Gastro-entérologie
MICI : des levures de l'industrie l'agro-alimentaire comme piste thérapeutique
Manger certains fromages pourrait-il permettre de soulager l'inflammation intestinale dans les MICI ? Peut-être pas... Mais une nouvelle étude suggère que certaines levures utilisées par l'industrie agro-alimentaire pour la production de fromage ont un potentiel anti-inflammatoire possiblement utile pour la prise en charge des MICI.
- ttsz/istock
Le microbiote est au centre de nombreuses pathologies, notamment les pathologies inflammatoires intestinales (MICI), à la fois pour y identifier de potentielles causes mais aussi comme espoir de traitement. Actuellement sont plutôt étudiées les bactéries du microbiote. Quant aux levures, on connaît plutôt leur valeur biotechnologique dans l'industrie agroalimentaire, puisqu'elles sont utilisées depuis des siècles pour la production d'aliments et boissons faisant partie du patrimoine français : pain, vin ou encore fromage.
Mais des chercheurs français viennent de mettre en évidence, dans une étude publiée dans la revue mSystems que certaines levures fréquemment utilisées dans les process agro-alimentaires pourraient aussi avoir un rôle anti-inflammatoire sur les intestins.
Chez la souris, deux levures réduisent l'activité de la maladie intestinale et la perte de poids
L'équipe de chercheurs de l'INRAE (Institut National de Recherche pour l'Agriculture, l'Alimentation et l'Environnement) en collaboration avec IFF (International Flavor and Fragrances) et l'AP-HP a étudié le potentiel inflammatoire de 5 levures couramment utilisées en agro-alimentaire : C. jadinii, D. hansenii, K. unispora, K. lactis et P. membranifaciens. Ils ont provoqué chez des souris, via l'ingestion de sel de sodium au sulfate de dextrab, un modèle in vivo d'inflammation intestinale proche de la rectocolite hémorragique. Chaque souris a ensuite reçu un traitement intensif de plusieurs jours à base d'une des 5 souches de levures étudiées.
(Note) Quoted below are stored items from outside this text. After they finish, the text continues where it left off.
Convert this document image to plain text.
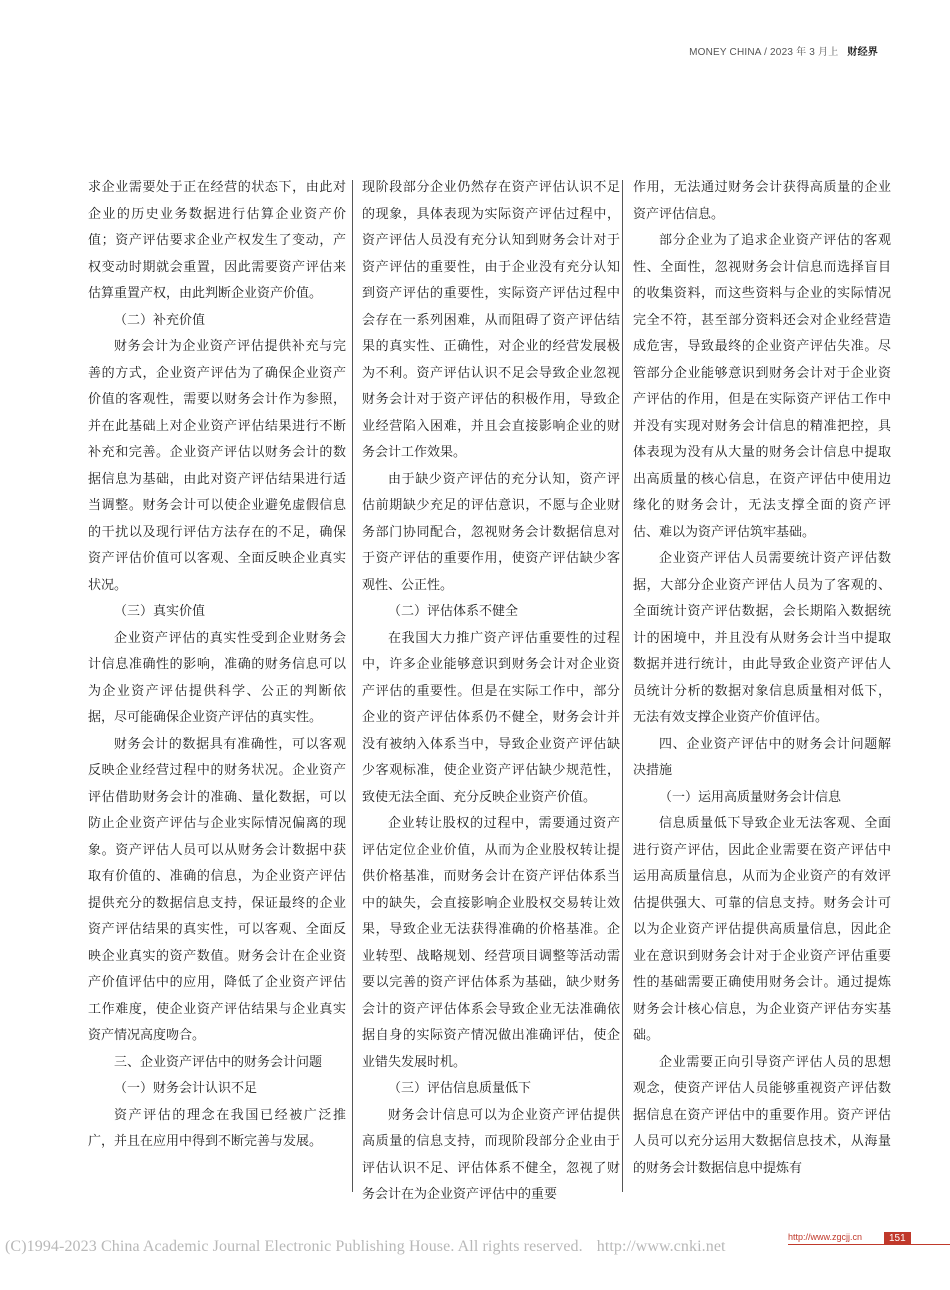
MONEY CHINA / 2023 年 3 月上 财经界

求企业需要处于正在经营的状态下，由此对企业的历史业务数据进行估算企业资产价值；资产评估要求企业产权发生了变动，产权变动时期就会重置，因此需要资产评估来估算重置产权，由此判断企业资产价值。

（二）补充价值

财务会计为企业资产评估提供补充与完善的方式，企业资产评估为了确保企业资产价值的客观性，需要以财务会计作为参照，并在此基础上对企业资产评估结果进行不断补充和完善。企业资产评估以财务会计的数据信息为基础，由此对资产评估结果进行适当调整。财务会计可以使企业避免虚假信息的干扰以及现行评估方法存在的不足，确保资产评估价值可以客观、全面反映企业真实状况。

（三）真实价值

企业资产评估的真实性受到企业财务会计信息准确性的影响，准确的财务信息可以为企业资产评估提供科学、公正的判断依据，尽可能确保企业资产评估的真实性。

财务会计的数据具有准确性，可以客观反映企业经营过程中的财务状况。企业资产评估借助财务会计的准确、量化数据，可以防止企业资产评估与企业实际情况偏离的现象。资产评估人员可以从财务会计数据中获取有价值的、准确的信息，为企业资产评估提供充分的数据信息支持，保证最终的企业资产评估结果的真实性，可以客观、全面反映企业真实的资产数值。财务会计在企业资产价值评估中的应用，降低了企业资产评估工作难度，使企业资产评估结果与企业真实资产情况高度吻合。

三、企业资产评估中的财务会计问题

（一）财务会计认识不足

资产评估的理念在我国已经被广泛推广，并且在应用中得到不断完善与发展。

现阶段部分企业仍然存在资产评估认识不足的现象，具体表现为实际资产评估过程中，资产评估人员没有充分认知到财务会计对于资产评估的重要性，由于企业没有充分认知到资产评估的重要性，实际资产评估过程中会存在一系列困难，从而阻碍了资产评估结果的真实性、正确性，对企业的经营发展极为不利。资产评估认识不足会导致企业忽视财务会计对于资产评估的积极作用，导致企业经营陷入困难，并且会直接影响企业的财务会计工作效果。

由于缺少资产评估的充分认知，资产评估前期缺少充足的评估意识，不愿与企业财务部门协同配合，忽视财务会计数据信息对于资产评估的重要作用，使资产评估缺少客观性、公正性。

（二）评估体系不健全

在我国大力推广资产评估重要性的过程中，许多企业能够意识到财务会计对企业资产评估的重要性。但是在实际工作中，部分企业的资产评估体系仍不健全，财务会计并没有被纳入体系当中，导致企业资产评估缺少客观标准，使企业资产评估缺少规范性，致使无法全面、充分反映企业资产价值。

企业转让股权的过程中，需要通过资产评估定位企业价值，从而为企业股权转让提供价格基准，而财务会计在资产评估体系当中的缺失，会直接影响企业股权交易转让效果，导致企业无法获得准确的价格基准。企业转型、战略规划、经营项目调整等活动需要以完善的资产评估体系为基础，缺少财务会计的资产评估体系会导致企业无法准确依据自身的实际资产情况做出准确评估，使企业错失发展时机。

（三）评估信息质量低下

财务会计信息可以为企业资产评估提供高质量的信息支持，而现阶段部分企业由于评估认识不足、评估体系不健全，忽视了财务会计在为企业资产评估中的重要

作用，无法通过财务会计获得高质量的企业资产评估信息。

部分企业为了追求企业资产评估的客观性、全面性，忽视财务会计信息而选择盲目的收集资料，而这些资料与企业的实际情况完全不符，甚至部分资料还会对企业经营造成危害，导致最终的企业资产评估失准。尽管部分企业能够意识到财务会计对于企业资产评估的作用，但是在实际资产评估工作中并没有实现对财务会计信息的精准把控，具体表现为没有从大量的财务会计信息中提取出高质量的核心信息，在资产评估中使用边缘化的财务会计，无法支撑全面的资产评估、难以为资产评估筑牢基础。

企业资产评估人员需要统计资产评估数据，大部分企业资产评估人员为了客观的、全面统计资产评估数据，会长期陷入数据统计的困境中，并且没有从财务会计当中提取数据并进行统计，由此导致企业资产评估人员统计分析的数据对象信息质量相对低下，无法有效支撑企业资产价值评估。

四、企业资产评估中的财务会计问题解决措施

（一）运用高质量财务会计信息

信息质量低下导致企业无法客观、全面进行资产评估，因此企业需要在资产评估中运用高质量信息，从而为企业资产的有效评估提供强大、可靠的信息支持。财务会计可以为企业资产评估提供高质量信息，因此企业在意识到财务会计对于企业资产评估重要性的基础需要正确使用财务会计。通过提炼财务会计核心信息，为企业资产评估夯实基础。

企业需要正向引导资产评估人员的思想观念，使资产评估人员能够重视资产评估数据信息在资产评估中的重要作用。资产评估人员可以充分运用大数据信息技术，从海量的财务会计数据信息中提炼有

http://www.zgcjj.cn	151
(C)1994-2023 China Academic Journal Electronic Publishing House. All rights reserved. http://www.cnki.net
Les résultats montrent que le traitement par deux de ces 5 levures, C. jadinii et K. lactis, a eu un effet positif sur l'inflammation intestinale de la colite. Il a permis une amélioration significative pendant la période de poussée et la phase de récupération en réduisant la perte de poids et l'indice d'activité de la maladie « avec des niveaux de protection comparables aux niveaux atteints lorsque la ciclosporine A, molécule anti-inflammatoire était utilisée comme contrôle positif » précisent les auteurs.
Les mécanismes d'action restent à identifier
D'autres études sont nécessaires pour envisager d'utiliser ces levures dans la prise en charge des pathologies intestinales inflammatoires. Les chercheurs précisent en effet que les mécanismes restent à identifier pour mieux comprendre leur rôle sur le microbiote et comprendre leur action sur la santé des intestins.
L'étude a tout de même permis de montrer que le traitement par l'une des levures en question, C. jadinii, aidait au développement de bactéries aux effets bénéfiques pour le microbiote et à la réduction des pathobiontes.
Le fromage comme traitement des MICI ?
Les résultats de cette recherche « suggèrent [donc] que les souches C. jadinii et K. lactis ont un potentiel en tant que souches de levure probiotiques pour lutter contre l'inflammation dans l'intestin » conclut les auteurs. Ces deux levures se retrouvent notamment dans le brie, le munster ou encore le pecorino.
Il n 'est bien sûr pas question de conseiller le fromage comme traitement à nos patients MICI, mais il est fort à parier que dans quelques années, la prise en charge de ces pathologies intégrera davantage l'équilibre du microbiote et possiblement via un régime alimentaire dédié.